Scientists explain why orcas keep ramming yachts
- Orcas just want to have fun.
- Orcas have been ramming boats off Spain, Portugal, and Morocco since 2020.
Orcas have been causing mayhem off the coasts of Spain, Portugal, and Morocco for the past several years, driving local sailors nuts by ramming and bumping their boats.
But scientists now believe the orcas actually don't have malicious intent — they're just being silly.
A group of over a dozen scientists and orca experts who've been studying the region's orcas for years explained their findings in a report from the International Whaling Commission published Friday.
The Portuguese and Spanish governments commissioned the report in response to a spate of incidents of a small group of orcas around the Iberian Peninsula ramming into — and sometimes sinking — at least 673 boats since 2020.
Despite the damage the orcas have done, scientists believe the orcas are not trying to be aggressive or destructive. Really, they're just bored teenagers looking for a bit of fun.

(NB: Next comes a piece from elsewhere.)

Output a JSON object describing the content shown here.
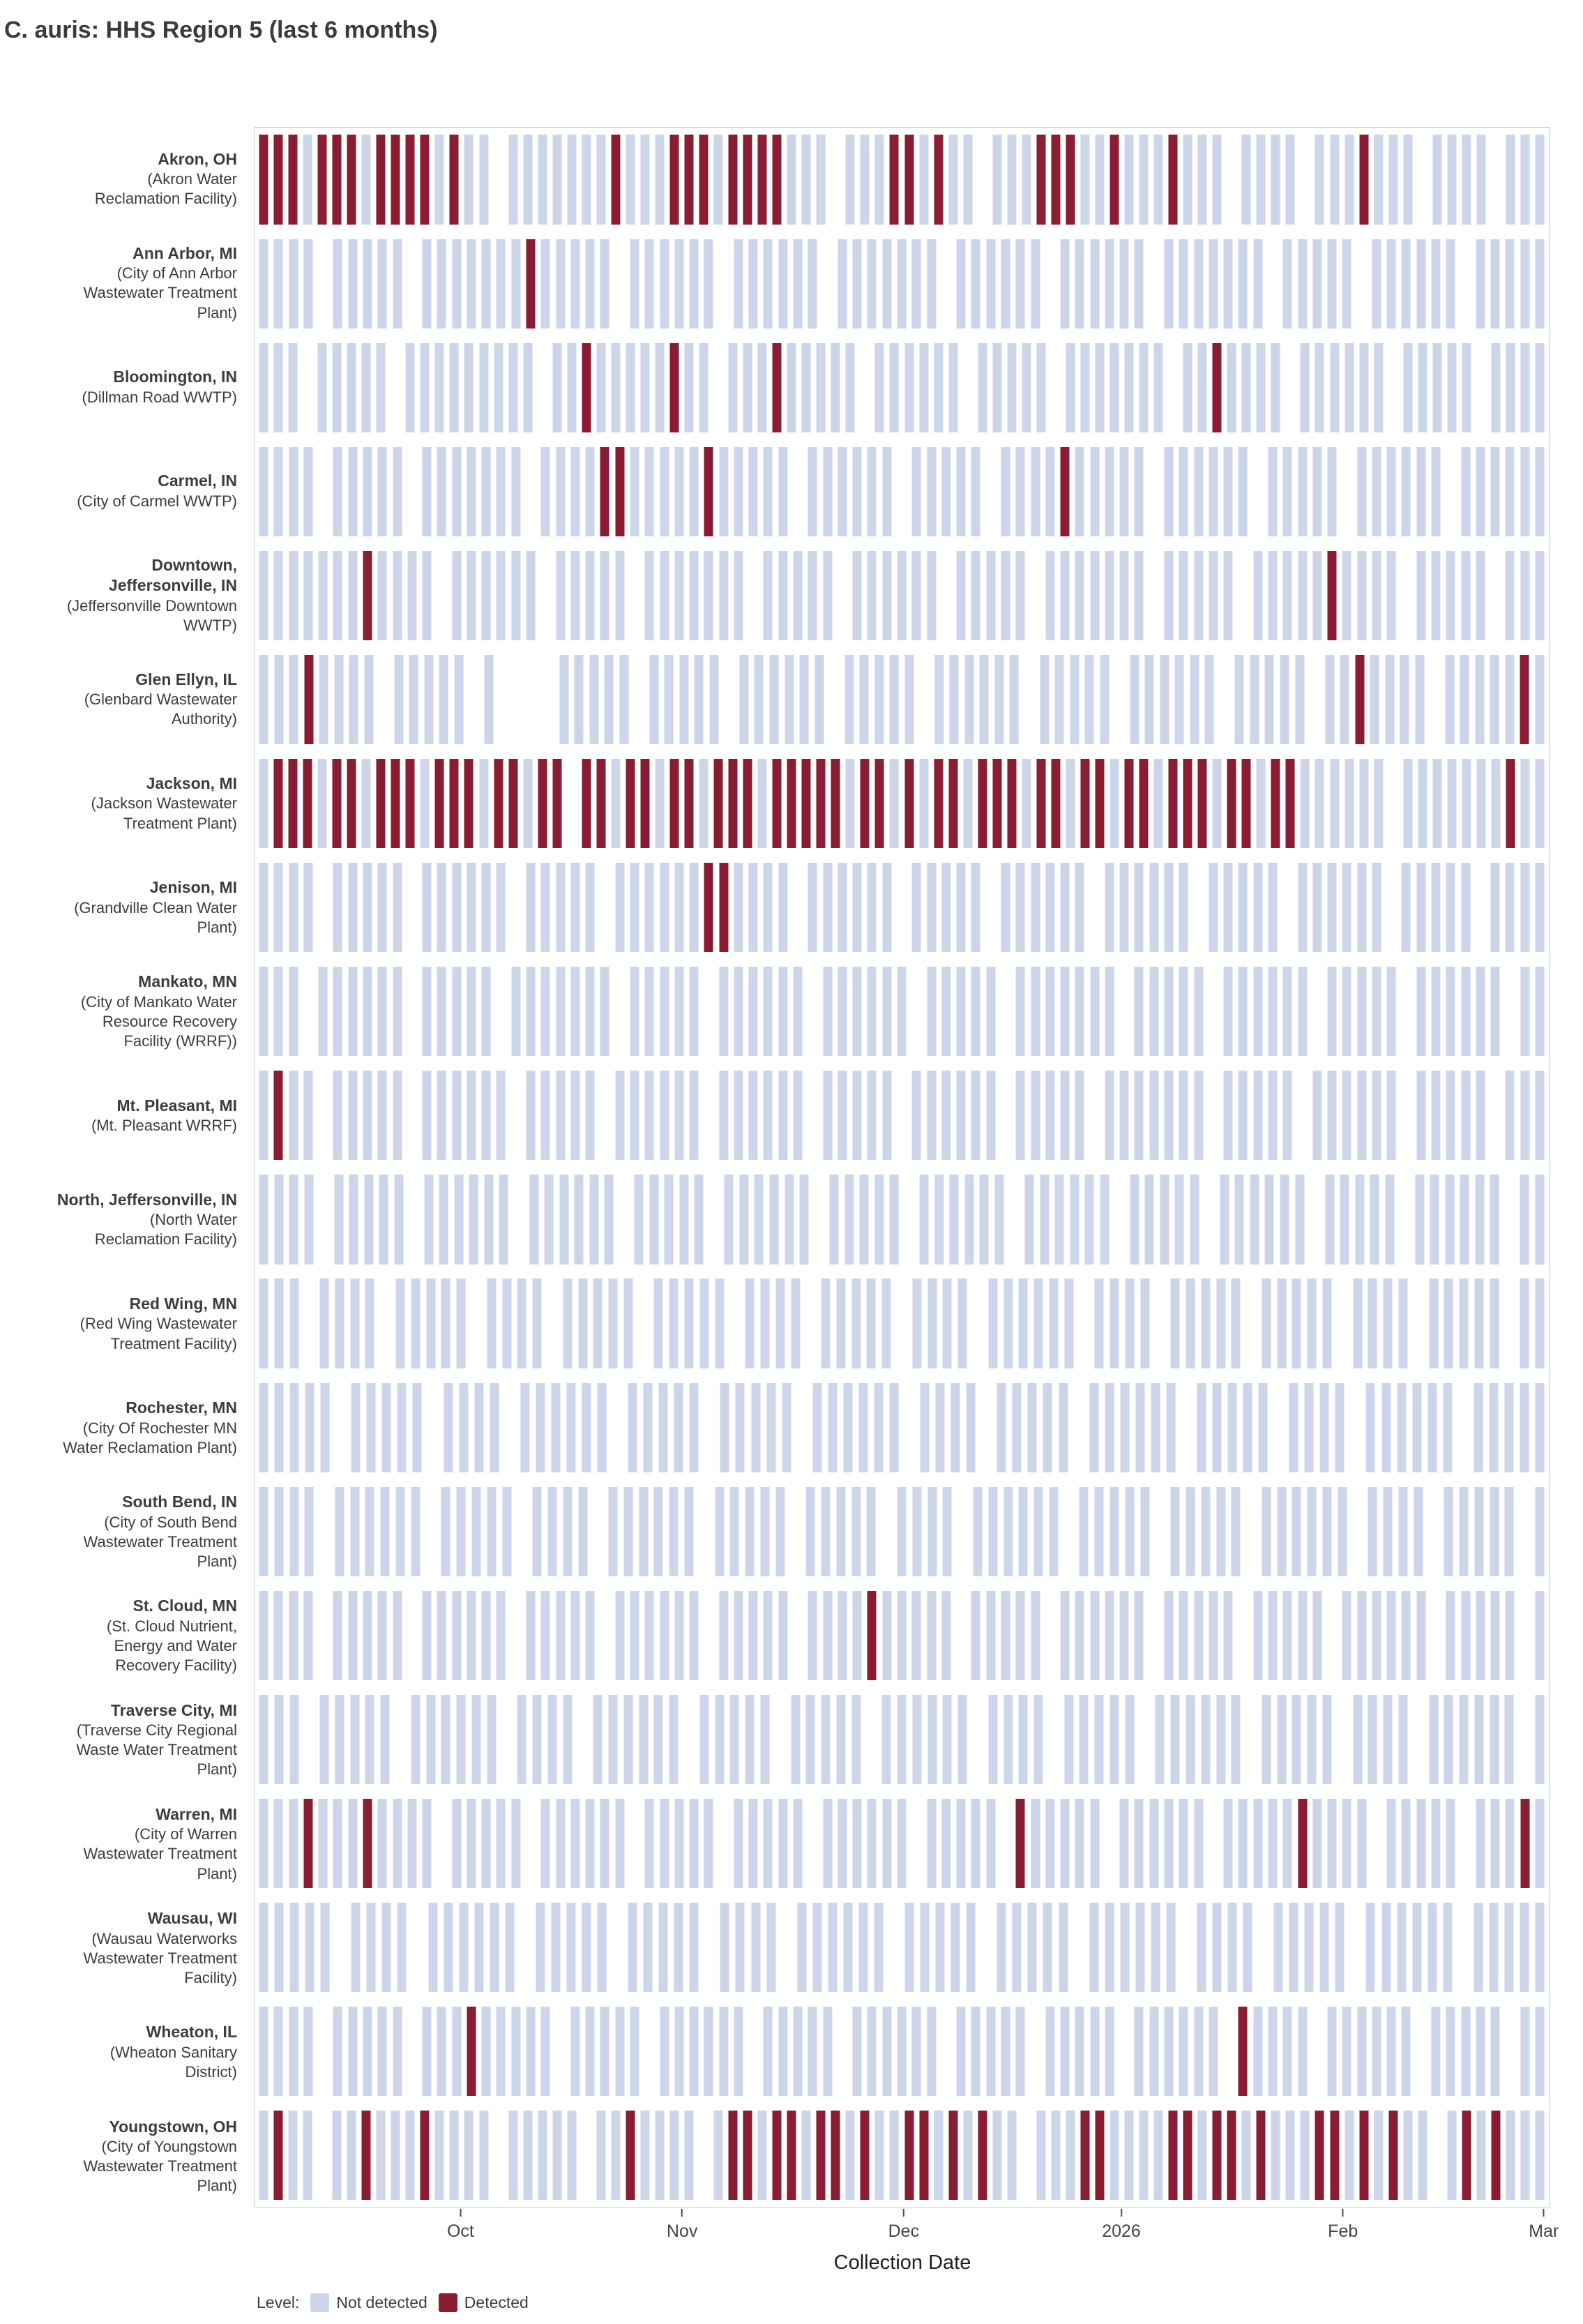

"The sea is a very boring place for an animal," Renaud de Stephanis, president of marine life preservation organization CIRCE, told USA Today. "Imagine if you're a dog or some other mammal, you can interact with objects around you. But in the sea there's not much for the orcas to interact with, so they play with the rudders."
Scientists believe young juvenile orcas, who tend to be more curious and exploratory, started the trend, which then spread through the population, according to the report.
And orcas, like humans, love following trends.
The highly intelligent and social mammals are known to experience fads among their pods. For example, past orca populations have even gone around wearing dead salmon as hats, for no other apparent reason than everyone else was doing it.
This long series of boat-ramming incidents could be no different.
"The orcas don't know that the interactions with the boats causes problems to humans," IWC Scientific Committee Chair Alex Zerbini, who worked on the report, told Business Insider. "For them this is like a game."
"The key message is that there is not evidence that this behavior is aggressive or that the whales are 'attacking' the boats," Zerbini added. "This appears to be a fad, which plays a role in the orcas cultural development."
But why now? Scientists believe it's likely because the tuna population, the Iberian killer whales' primary food source, has dramatically increased in recent years, giving the orcas more time away from hunting, according to the report.
And with all that free time, the apex predators have chosen to have a little fun. But don't worry. Even if an orca does ram and sink your ship, you're probably not in danger. No one has been injured in any of the incidents so far.